São Paulo – Na cidade epicentro da Covid-19 no Brasil, as taxas de isolamento social caem cada vez mais e as periferias paulistanas sentem os impactos. O distrito da Brasilândia, zona norte da capital, contabiliza o maior número de mortes em decorrência do novo coronavírus. Já são 103 vítimas fatais. E é com a solidariedade que os moradores tentam evitar mais contaminações e mortes.

“Precisamos usar a informação”, destaca o integrante da Rede Brasilândia Solidária Jabes Campos. A rede atua na região levando informes e medidas de prevenção com um carro de som que circula por toda a Brasilândia. “Os gerentes da UBS (Unidade Básica de Saúde) resolveram comprar essa ideia e nós fomos para a rua. Mas temos feito outras ações importantes contra o coronavírus. São mais de 20 costureiras voluntárias produzindo máscaras pra gente distribuir à população”, descreve Campos em entrevista à repórter Dayane Ponte, do Seu Jornal, da TVT

Heliópolis, na zona sul, com mais de 100 mil habitantes, também adotou medidas para estimular a população a tomar os cuidados para evitar que o coronavírus se espalhe.

Para entender a percepção da população sobre a pandemia, a Rede Nossa São Paulo realizou mais uma pesquisa da série Viver em São Paulo – Especial Pandemia.

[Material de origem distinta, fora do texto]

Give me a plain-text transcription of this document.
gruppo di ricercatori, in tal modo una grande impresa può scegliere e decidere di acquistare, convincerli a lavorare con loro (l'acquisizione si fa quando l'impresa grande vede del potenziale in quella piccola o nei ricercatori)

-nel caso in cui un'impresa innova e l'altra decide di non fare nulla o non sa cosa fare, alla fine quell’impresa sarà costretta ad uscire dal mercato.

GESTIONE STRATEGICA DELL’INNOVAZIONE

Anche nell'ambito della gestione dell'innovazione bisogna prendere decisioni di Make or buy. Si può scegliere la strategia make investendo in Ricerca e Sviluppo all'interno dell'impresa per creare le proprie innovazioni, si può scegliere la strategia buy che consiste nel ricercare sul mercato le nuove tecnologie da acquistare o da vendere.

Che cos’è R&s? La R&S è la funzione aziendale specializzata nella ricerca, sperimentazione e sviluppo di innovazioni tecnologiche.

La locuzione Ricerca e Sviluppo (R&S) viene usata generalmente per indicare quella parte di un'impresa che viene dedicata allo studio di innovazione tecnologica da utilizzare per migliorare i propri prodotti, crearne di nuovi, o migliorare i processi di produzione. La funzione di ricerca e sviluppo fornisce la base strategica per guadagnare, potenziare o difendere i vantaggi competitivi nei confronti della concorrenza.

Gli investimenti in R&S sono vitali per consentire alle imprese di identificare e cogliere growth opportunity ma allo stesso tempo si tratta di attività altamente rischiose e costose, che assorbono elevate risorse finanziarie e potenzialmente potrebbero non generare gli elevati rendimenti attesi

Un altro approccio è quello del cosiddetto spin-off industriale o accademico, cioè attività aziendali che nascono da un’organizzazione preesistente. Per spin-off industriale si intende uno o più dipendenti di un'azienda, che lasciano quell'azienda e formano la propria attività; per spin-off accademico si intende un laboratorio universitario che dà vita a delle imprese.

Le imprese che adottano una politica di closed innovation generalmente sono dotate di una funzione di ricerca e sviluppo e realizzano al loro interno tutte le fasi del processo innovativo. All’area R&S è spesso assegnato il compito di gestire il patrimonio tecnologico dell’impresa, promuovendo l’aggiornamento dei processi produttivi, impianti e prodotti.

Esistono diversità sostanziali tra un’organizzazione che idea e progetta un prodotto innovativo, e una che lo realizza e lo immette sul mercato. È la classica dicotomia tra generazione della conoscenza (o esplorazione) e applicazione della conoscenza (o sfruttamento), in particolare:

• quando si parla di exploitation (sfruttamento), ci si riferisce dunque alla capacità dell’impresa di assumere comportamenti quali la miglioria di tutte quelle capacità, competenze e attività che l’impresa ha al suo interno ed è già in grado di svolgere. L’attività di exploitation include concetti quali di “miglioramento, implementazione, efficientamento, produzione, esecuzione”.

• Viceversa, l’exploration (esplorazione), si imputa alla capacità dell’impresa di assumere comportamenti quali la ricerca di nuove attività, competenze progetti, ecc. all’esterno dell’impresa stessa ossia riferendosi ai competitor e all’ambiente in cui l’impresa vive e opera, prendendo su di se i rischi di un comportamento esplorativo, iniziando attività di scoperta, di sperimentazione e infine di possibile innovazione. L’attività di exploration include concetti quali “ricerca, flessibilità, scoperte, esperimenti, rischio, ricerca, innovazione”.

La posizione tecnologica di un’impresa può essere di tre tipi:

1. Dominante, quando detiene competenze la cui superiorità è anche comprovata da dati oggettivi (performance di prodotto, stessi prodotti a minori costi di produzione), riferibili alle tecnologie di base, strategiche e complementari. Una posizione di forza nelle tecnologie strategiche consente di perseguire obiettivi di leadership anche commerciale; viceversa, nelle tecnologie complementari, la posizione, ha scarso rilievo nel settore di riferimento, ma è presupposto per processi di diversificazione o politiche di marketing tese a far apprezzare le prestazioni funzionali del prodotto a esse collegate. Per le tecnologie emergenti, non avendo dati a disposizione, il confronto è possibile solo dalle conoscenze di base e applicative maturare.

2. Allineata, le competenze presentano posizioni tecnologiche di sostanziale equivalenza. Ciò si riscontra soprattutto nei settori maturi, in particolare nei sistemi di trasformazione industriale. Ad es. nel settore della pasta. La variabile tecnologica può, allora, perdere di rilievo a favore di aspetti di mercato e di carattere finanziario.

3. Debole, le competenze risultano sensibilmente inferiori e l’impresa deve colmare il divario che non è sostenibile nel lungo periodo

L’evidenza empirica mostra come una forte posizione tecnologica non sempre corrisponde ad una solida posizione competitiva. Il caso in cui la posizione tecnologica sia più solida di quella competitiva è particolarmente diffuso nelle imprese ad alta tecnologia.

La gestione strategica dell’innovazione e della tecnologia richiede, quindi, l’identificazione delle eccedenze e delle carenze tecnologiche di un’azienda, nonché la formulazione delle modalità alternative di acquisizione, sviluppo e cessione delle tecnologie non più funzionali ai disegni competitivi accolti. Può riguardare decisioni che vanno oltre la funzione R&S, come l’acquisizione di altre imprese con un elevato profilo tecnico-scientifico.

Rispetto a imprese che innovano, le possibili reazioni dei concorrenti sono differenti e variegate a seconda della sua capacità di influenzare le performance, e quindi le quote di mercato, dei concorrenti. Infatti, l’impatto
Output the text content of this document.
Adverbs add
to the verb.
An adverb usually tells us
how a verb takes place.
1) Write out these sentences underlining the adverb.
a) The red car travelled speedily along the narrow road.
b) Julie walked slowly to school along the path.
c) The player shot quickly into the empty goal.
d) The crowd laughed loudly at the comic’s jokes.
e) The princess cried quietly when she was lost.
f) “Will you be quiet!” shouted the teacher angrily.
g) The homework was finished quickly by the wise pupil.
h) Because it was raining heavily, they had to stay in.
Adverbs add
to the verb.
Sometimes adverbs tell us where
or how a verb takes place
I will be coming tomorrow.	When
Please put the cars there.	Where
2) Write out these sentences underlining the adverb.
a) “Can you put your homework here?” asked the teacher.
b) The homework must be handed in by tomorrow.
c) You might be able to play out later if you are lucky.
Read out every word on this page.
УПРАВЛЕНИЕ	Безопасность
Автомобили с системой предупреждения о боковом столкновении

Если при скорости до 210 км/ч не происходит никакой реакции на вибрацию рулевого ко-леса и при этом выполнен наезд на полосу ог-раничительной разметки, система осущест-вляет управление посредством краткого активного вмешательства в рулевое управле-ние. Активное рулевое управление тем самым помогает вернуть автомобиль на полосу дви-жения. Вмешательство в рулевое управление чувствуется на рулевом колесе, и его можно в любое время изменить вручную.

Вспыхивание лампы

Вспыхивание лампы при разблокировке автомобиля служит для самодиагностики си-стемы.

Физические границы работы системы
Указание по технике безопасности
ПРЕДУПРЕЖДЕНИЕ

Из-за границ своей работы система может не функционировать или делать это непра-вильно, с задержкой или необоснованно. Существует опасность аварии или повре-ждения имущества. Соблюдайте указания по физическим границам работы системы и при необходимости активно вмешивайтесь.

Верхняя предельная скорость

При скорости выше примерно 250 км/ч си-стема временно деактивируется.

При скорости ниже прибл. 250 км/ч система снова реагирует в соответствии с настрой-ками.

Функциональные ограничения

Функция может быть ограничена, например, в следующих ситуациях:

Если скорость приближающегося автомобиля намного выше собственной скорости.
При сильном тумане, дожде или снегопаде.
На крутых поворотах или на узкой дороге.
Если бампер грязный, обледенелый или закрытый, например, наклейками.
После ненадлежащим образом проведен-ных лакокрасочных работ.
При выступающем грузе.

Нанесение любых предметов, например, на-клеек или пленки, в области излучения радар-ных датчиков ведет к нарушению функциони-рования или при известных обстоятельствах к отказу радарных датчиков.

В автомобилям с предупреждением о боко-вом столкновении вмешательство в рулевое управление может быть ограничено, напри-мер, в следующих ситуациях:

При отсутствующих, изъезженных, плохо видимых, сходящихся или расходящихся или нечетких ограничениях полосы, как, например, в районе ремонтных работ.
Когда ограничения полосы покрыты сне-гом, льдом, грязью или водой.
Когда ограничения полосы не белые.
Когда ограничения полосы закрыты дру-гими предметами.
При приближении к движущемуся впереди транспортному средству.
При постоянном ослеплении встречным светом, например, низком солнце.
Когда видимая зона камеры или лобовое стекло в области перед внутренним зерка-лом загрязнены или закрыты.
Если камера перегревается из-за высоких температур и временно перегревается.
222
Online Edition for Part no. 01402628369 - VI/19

E identificou que, 81% das pessoas consultadas, acreditam que as periferias sofrerão ainda mais com o coronavírus. 

O que conta é o CEP

Na prática, os dados da Secretaria Municipal de Saúde já comprovam isso, como mostra reportagem da RBA. Nos últimos 15 dias, as mortes por Covid-19 cresceram até 180% nas bordas da cidade.

“Em um país como o Brasil tão desigual, e em uma cidade desigual como São Paulo, o que comanda onde ele (o vírus) está atuando é o CEP”, critica o coordenador-geral da Rede Nossa São Paulo, Jorge Abrahão. “É inconcebível a gente pensar que a desigualdade está cobrando vidas das pessoas. Isso eu acho que chega em um limite, que é um limite que nós não deveríamos aceitar que ele fosse ultrapassado”, lamenta Abrahão.